— С подветренной стороны буруны. Возьмите пару весел и держите их, пока я…
— Я умею обращаться с веслами, — отрезала она. — Вы хотите вставить их в уключины?
Он взглянул на нее, прищурившись от сильного ветра, бьющего прямо в лицо. У Олимпии было такое чувство, будто ее разглядывает не человек, а айсберг.
— Хорошо, — сказал он наконец, — вставьте весла в уключины, ваше высочество.
Олимпия принялась за дело, работая окоченевшими пальцами. Когда шлюпка взмыла вверх на волне, она окинула взглядом море и увидела линию прибоя. У девушки упало сердце при мысли, что придется идти сквозь эти пенные буруны на веслах.
— Течение поможет нам, — сказал Шеридан за ее спиной, как будто прочитав эти мысли.
На шлюпке было десять пар уключин — значит, чтобы привести ее в движение, требовалось десять крепких гребцов. Сама Олимпия умела управлять легкой маленькой плоскодо-ночкой, скользящей по покрытой рябью глади канала или протока в Норфолке, но большая парусная шлюпка в бушующем море была ей не по силам.
Она встала лицом к корме и вставила в пазы центральных уключин длинные весла.
— Сядьте и держите весла, — распорядился Шеридан. — А я попытаюсь убрать парус. Постарайтесь придать лодке устойчивое положение.
Как только он отпустил руль, лодка заходила ходуном, штормовые волны играли суденышком как скорлупкой. Олимпия бешено заработала веслами, опустив в воду правое и загребая пену и ледяную воду левым.
Шеридан в это время быстро убирал парус. Мокрое холодное полотнище упало прямо на плечо Олимпии. Та сразу же отреагировала, сказав что-то в сердцах, и только когда Шеридан бросил на нее изумленный взгляд, до нее дошло, что ругательство, невольно вырвавшееся у нее, было из арсенала самого матерого морского волка, привыкшего к сквернословию. Наконец Шеридан справился со своей работой. Закрепив парус канатом и встав на колени на сиденье напротив Олимпии, протянул руки, чтобы перехватить весла. Его большие ладони накрыли ее пальцы и показались девушке такими же ледяными, как вода за бортом. Ей стало больно, и она с большим трудом вытащила свои руки. Шеридан сделал сильный гребок, причем лицо его исказилось от боли.
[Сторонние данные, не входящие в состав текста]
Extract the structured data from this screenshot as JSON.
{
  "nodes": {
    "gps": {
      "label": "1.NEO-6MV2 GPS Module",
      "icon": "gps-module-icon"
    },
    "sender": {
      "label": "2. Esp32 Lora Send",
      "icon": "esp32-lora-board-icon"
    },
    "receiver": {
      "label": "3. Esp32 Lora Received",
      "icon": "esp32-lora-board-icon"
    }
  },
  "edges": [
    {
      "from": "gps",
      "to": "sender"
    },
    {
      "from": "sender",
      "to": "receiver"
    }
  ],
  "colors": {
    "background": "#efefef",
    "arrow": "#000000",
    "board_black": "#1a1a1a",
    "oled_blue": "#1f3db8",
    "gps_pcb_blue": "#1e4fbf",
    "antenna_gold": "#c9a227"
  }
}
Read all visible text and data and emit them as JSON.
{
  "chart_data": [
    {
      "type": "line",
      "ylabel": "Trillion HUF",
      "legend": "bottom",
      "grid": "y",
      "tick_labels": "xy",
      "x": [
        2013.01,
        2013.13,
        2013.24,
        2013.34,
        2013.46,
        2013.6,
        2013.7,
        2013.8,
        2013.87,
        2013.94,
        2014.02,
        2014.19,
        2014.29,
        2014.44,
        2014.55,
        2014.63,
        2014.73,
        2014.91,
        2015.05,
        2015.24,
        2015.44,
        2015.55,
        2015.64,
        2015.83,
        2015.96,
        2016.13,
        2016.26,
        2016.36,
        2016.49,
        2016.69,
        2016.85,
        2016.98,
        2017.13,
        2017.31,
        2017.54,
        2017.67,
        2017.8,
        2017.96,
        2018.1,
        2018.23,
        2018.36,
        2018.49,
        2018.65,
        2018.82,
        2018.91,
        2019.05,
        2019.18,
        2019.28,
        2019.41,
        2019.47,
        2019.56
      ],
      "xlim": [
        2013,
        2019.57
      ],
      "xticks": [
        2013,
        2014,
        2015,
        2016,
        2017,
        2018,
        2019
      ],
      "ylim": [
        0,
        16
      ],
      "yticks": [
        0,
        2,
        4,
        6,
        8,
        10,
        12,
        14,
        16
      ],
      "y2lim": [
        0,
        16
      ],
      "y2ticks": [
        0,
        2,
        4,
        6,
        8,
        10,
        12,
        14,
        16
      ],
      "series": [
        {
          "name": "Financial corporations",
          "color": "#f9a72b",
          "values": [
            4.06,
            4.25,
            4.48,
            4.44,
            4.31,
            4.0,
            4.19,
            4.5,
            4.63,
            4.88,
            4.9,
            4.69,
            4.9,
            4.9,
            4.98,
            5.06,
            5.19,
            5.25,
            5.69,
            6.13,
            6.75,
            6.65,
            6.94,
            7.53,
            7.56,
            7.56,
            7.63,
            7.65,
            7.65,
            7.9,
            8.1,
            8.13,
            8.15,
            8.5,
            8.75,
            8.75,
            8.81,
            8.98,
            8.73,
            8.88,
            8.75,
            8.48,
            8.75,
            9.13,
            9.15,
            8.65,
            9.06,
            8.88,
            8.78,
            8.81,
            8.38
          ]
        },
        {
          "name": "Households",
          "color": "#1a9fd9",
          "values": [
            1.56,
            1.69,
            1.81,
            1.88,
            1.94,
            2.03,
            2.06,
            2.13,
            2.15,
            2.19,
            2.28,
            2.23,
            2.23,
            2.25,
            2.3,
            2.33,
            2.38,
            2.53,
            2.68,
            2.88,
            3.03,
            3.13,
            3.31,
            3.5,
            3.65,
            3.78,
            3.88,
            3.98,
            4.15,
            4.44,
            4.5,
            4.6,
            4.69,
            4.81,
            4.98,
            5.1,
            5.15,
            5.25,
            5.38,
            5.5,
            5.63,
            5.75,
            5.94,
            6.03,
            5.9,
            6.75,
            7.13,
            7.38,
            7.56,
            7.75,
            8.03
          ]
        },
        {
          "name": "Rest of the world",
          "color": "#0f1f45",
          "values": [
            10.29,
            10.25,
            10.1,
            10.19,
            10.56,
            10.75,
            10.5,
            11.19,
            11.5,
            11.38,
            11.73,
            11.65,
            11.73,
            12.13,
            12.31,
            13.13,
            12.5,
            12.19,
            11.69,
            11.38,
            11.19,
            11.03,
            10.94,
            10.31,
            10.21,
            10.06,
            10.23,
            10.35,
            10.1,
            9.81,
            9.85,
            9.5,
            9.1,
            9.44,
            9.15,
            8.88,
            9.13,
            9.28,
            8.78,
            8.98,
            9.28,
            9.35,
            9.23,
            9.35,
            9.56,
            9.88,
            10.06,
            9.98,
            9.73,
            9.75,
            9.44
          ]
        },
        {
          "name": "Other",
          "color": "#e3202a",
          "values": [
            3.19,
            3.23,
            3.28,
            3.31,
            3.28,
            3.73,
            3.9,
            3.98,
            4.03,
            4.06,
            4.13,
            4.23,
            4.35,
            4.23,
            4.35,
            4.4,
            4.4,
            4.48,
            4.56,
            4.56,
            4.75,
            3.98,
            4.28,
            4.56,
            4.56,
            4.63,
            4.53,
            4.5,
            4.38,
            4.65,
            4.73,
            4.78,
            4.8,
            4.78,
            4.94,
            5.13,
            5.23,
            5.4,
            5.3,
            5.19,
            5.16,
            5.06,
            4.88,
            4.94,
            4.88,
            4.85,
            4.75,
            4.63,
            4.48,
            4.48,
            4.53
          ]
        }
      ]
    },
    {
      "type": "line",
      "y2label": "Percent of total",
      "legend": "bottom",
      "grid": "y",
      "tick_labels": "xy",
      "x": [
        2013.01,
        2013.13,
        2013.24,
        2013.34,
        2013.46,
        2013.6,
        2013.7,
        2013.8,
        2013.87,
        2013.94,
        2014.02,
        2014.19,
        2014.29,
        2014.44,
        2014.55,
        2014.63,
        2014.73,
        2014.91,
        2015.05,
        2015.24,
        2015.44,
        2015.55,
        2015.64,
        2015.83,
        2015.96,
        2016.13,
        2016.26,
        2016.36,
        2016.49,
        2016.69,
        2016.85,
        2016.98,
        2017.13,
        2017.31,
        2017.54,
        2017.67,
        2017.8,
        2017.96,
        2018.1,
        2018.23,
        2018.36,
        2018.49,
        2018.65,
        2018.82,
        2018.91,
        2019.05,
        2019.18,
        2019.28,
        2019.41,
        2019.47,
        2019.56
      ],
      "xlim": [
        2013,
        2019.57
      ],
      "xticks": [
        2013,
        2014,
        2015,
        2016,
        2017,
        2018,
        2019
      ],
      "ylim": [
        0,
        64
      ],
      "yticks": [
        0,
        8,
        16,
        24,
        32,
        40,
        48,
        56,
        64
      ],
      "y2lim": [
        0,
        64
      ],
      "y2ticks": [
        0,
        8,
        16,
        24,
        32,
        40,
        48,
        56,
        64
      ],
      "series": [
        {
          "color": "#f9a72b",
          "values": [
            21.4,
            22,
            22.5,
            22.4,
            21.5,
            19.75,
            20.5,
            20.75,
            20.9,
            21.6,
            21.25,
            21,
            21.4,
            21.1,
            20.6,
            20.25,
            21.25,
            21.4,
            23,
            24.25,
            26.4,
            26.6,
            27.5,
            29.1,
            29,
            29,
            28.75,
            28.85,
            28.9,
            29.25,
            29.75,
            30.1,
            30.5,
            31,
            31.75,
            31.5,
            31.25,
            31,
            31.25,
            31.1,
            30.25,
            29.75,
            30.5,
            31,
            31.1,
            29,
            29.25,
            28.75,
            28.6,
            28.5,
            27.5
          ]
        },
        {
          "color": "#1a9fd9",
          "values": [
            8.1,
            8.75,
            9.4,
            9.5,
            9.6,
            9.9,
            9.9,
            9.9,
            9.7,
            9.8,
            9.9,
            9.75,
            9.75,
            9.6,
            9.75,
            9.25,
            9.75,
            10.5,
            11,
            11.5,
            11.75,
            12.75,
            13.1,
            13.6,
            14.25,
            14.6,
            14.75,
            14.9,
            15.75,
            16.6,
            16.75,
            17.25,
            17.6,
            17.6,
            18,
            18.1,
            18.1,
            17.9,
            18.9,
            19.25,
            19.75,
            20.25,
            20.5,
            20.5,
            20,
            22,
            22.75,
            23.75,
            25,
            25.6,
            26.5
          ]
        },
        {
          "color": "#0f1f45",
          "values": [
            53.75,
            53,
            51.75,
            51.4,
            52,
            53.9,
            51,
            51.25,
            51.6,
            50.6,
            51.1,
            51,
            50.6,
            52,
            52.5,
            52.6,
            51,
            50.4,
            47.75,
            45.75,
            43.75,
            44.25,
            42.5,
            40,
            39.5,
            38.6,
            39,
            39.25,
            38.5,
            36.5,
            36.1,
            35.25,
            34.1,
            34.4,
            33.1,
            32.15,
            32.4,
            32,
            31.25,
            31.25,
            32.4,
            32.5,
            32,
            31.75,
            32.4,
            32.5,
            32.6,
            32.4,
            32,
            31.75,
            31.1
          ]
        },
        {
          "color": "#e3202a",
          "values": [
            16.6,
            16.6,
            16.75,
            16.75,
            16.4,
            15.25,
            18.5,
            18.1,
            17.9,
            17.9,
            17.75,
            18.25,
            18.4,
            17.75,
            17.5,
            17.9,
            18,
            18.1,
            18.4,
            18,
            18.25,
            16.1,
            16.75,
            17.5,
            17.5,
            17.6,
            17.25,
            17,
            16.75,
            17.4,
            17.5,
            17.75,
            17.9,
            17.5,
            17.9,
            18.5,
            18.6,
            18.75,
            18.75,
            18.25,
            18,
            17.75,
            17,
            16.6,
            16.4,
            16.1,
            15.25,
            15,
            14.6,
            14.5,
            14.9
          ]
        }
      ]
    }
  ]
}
— Проклятие, — пробормотал он и тут же улыбнулся вымученной улыбкой. — Так обычно ругаемся мы — более воспитанные моряки.
Олимпия начала растирать свои ноющие руки, не обращая на его слова никакого внимания.
У границы ревущего прибоя Шеридан налег на весла. Он греб изо всех сил, тяжело дыша, из его рта вырывался пар. Лодка взмыла на огромной волне высоко вверх и тут же упала вниз словно в пропасть.
— О Боже! — Шеридан не сводил глаз с пенистых бурунов. — Не знаю, сможем ли мы справиться с этими волнами.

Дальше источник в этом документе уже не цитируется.